Jerry Sandusky is “extremely distraught” that Penn State’s football program has been hit with crippling penalties, his lawyer says.
But attorney Joseph Amendola said nothing about Sandusky having any remorse about the young boys he abused in the actions that led to the school being banned from bowl games for four years along with a $60 million fine and the erasing of 112 wins over 14 years.
The convicted child molester was “absolutely beside himself,” when he heard about the sanctions that the NCAA hit Penn State with, Amendola told the Centre Daily Times
of State College, Pa.
“He never, never dreamed that anything he was accused of doing would have this type of impact on Penn State — not only athletics, but the university as a whole,” Amendola said.
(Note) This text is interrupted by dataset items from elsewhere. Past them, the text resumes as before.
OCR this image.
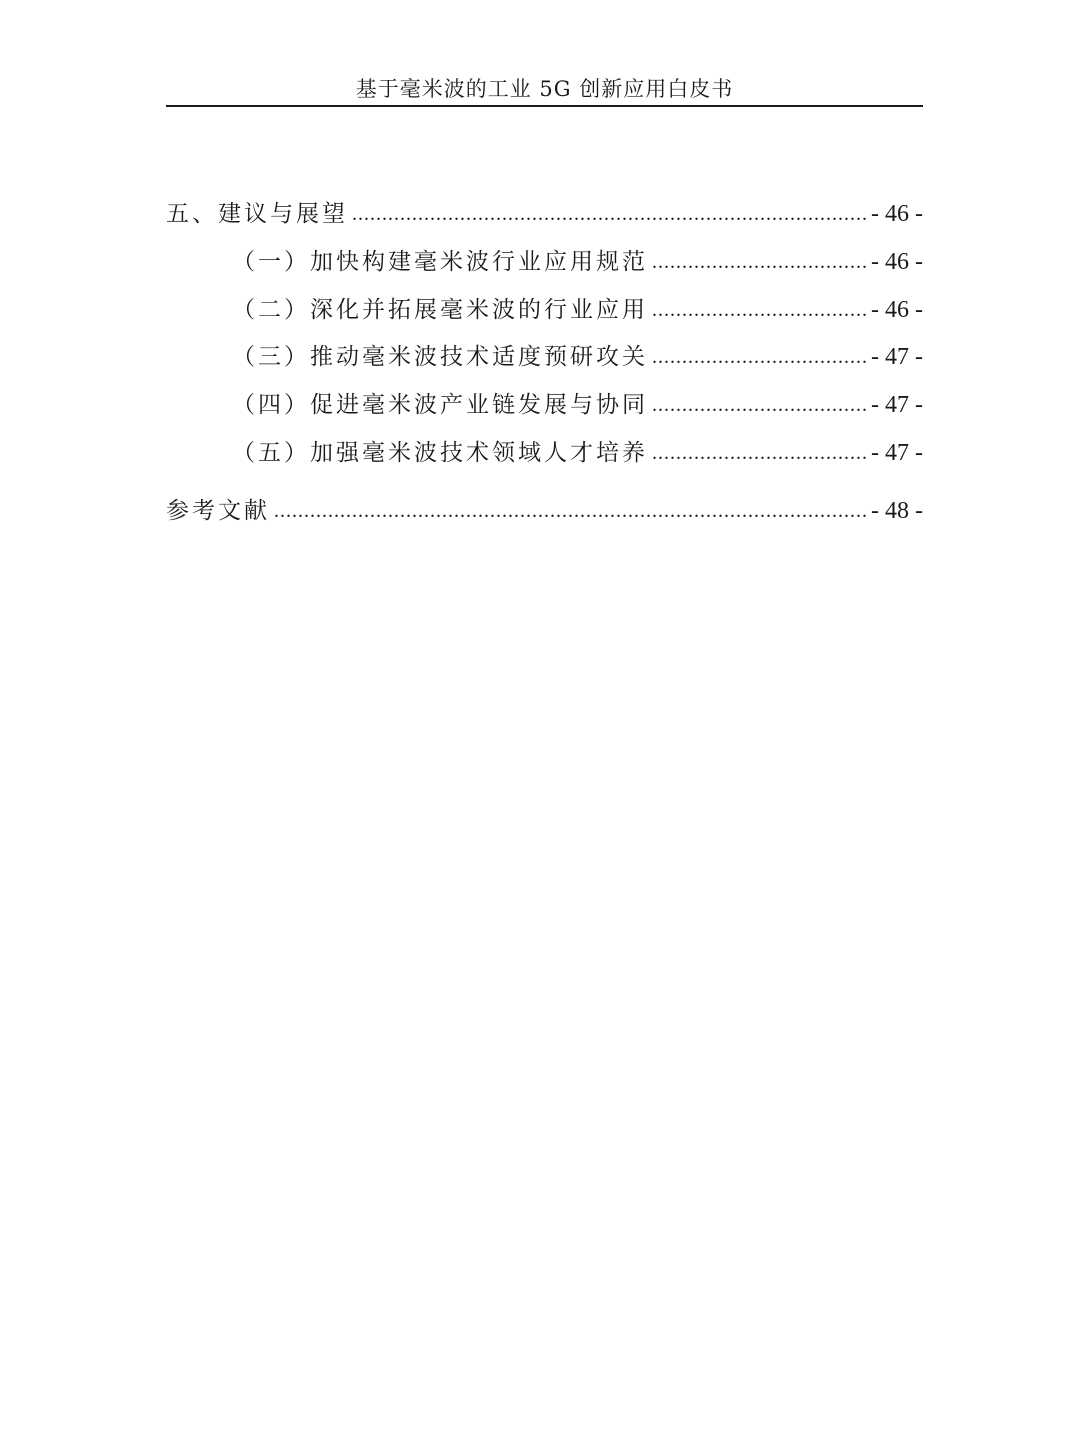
基于毫米波的工业 5G 创新应用白皮书
五、建议与展望 .....	- 46 -
（一）加快构建毫米波行业应用规范 .....	- 46 -
（二）深化并拓展毫米波的行业应用 .....	- 46 -
（三）推动毫米波技术适度预研攻关 .....	- 47 -
（四）促进毫米波产业链发展与协同 .....	- 47 -
（五）加强毫米波技术领域人才培养 .....	- 47 -
参考文献 .....	- 48 -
The lawyer said Sandusky — who is appealing his conviction on 45 counts of child abuse — should be remembered as “a critical part of the rise to prominence of Penn State football,” mentioning the national championships the Nittany Lions won in 1982 and 1986.
“Everyone should try to remember that Jerry was a part of that football program for 30 years and played football for Penn State in the early ’60s,”
Amendola said Sandusky intends to put his side of the story during his sentencing hearing. “He had looked forward to testifying at his trial, and because of unforeseen circumstances, that didn’t happen. Jerry views his sentence as an opportunity for him to tell his side of this.”